Save cold water for your delicates. Unless the washing instructions for the cloth mask say otherwise, you should clean it with warm water. “We know that if immersed in a water temperature of at least 140 degrees Fahrenheit for 10 minutes, immersion in hot water alone would probably be enough” to kill the coronavirus, Rand McClain, DO, medical director of LCR Health, said earlier Better life. And to find out more about when you need your PPE, here’s the one situation where you don’t wear the mask, but you should be.


You are forgetting to use detergent.

Put the detergent in the washing machine
Put the detergent in the washing machine

If you’ve used baking soda or other non-detergent laundry additives due to allergies or sensitive skin, it may not be cutting. “The soap is able to break down the capsids (cell walls) of the coronavirus, effectively killing it,” explains McClain. “Follow the normal instructions on a washing machine as if you were washing your other clothes.”

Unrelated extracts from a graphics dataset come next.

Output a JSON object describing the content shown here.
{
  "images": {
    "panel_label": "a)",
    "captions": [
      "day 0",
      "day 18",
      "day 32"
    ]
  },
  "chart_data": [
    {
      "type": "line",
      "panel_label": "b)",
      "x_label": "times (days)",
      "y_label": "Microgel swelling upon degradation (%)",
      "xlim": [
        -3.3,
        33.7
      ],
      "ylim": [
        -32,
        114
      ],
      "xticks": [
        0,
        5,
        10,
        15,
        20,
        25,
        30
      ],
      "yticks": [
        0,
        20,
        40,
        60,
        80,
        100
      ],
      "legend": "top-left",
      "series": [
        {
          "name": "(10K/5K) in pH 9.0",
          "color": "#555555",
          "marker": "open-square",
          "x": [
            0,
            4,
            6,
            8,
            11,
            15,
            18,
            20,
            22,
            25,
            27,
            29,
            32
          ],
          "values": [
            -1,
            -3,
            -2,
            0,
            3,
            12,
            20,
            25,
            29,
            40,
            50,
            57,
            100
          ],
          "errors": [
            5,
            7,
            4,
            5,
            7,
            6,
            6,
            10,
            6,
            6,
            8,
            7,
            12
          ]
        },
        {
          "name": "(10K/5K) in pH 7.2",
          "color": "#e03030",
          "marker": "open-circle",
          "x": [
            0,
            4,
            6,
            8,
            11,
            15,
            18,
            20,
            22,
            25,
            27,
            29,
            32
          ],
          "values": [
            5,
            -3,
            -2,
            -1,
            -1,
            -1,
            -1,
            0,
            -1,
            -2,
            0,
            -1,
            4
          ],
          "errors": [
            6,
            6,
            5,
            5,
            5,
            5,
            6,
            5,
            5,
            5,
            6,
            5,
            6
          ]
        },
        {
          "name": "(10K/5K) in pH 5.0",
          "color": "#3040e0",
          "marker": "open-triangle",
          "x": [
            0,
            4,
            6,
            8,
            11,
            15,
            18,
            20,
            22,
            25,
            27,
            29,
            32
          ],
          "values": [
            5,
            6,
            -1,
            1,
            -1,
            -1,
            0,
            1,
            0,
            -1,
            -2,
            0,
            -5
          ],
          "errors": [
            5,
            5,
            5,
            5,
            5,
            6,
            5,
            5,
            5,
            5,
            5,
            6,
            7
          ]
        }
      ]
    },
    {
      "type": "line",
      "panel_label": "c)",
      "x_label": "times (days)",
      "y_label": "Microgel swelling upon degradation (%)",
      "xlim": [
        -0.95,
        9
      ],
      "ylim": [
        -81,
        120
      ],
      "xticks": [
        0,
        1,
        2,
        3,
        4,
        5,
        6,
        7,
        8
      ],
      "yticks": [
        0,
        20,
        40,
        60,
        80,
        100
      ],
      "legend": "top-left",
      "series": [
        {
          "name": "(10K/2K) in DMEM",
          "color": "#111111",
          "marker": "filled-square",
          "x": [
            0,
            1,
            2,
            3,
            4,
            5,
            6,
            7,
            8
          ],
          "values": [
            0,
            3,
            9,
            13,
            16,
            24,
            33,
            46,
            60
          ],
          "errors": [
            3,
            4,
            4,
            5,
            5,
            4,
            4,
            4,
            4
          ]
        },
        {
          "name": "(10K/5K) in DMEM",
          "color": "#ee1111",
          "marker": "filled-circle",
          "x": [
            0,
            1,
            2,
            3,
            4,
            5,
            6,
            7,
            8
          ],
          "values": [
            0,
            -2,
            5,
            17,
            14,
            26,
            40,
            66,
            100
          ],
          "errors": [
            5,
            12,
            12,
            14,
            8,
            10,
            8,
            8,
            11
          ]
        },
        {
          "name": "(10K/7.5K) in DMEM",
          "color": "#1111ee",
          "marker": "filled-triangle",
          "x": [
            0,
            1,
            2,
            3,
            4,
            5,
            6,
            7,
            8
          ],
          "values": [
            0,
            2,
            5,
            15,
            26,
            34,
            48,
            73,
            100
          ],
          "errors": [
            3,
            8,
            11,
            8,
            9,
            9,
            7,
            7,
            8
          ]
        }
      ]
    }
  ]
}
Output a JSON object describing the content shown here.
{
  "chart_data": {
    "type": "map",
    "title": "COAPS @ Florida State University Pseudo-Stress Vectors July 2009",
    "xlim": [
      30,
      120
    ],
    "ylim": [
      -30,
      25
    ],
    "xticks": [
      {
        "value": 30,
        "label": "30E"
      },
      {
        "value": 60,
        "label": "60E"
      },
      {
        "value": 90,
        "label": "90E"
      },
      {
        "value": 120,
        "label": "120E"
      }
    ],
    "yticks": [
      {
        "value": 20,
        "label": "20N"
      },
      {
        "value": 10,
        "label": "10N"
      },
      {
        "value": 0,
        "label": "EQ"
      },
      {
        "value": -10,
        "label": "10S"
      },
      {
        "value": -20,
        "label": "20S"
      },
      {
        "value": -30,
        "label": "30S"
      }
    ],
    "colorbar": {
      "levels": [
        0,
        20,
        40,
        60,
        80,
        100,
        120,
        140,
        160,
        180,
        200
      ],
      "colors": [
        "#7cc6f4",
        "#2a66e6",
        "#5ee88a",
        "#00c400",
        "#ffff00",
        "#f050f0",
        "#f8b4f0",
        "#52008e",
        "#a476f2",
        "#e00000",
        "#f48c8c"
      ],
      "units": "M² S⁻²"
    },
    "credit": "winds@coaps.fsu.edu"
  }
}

McClain notes that while regular detergent should be enough to keep the mask clean, using OxyClean or other hydrogen peroxide products can bring the mask closer to complete sterilization. And for more behavior that puts you at risk, familiarize yourself with the things you do every day that put you at COVID risk.


You’re using bleach.

great value bleach bottles from walmart
great value bleach bottles from walmart

Despite being the power of cleansing it is, using bleach at full strength isn’t ideal when it comes to washing the mask. The New York Times reports that harsh chemicals such as bleach and hydrogen peroxide can degrade the fibers of the fabric in the mask over time, making them less effective at containing viral particles.


You’re microwaving your mask to disinfect it.

white hand opening door of the microwave
white hand opening door of the microwave

Sure, it might be great for cleaning sponges, but using your home microwave to zap your mask isn’t a good disinfection strategy. In fact, if your mask has a metal wire inside on the nose strip, doing so can also be a fire hazard.

However, the good news is that there are other options besides throwing them in the washing machine, including baking them in the oven for 30 minutes at 160 degrees Fahrenheit or holding them on boiling water for 10 minutes, McClain says. And for another sign to be aware of, this “kinky” symptom means you have COVID, not the flu.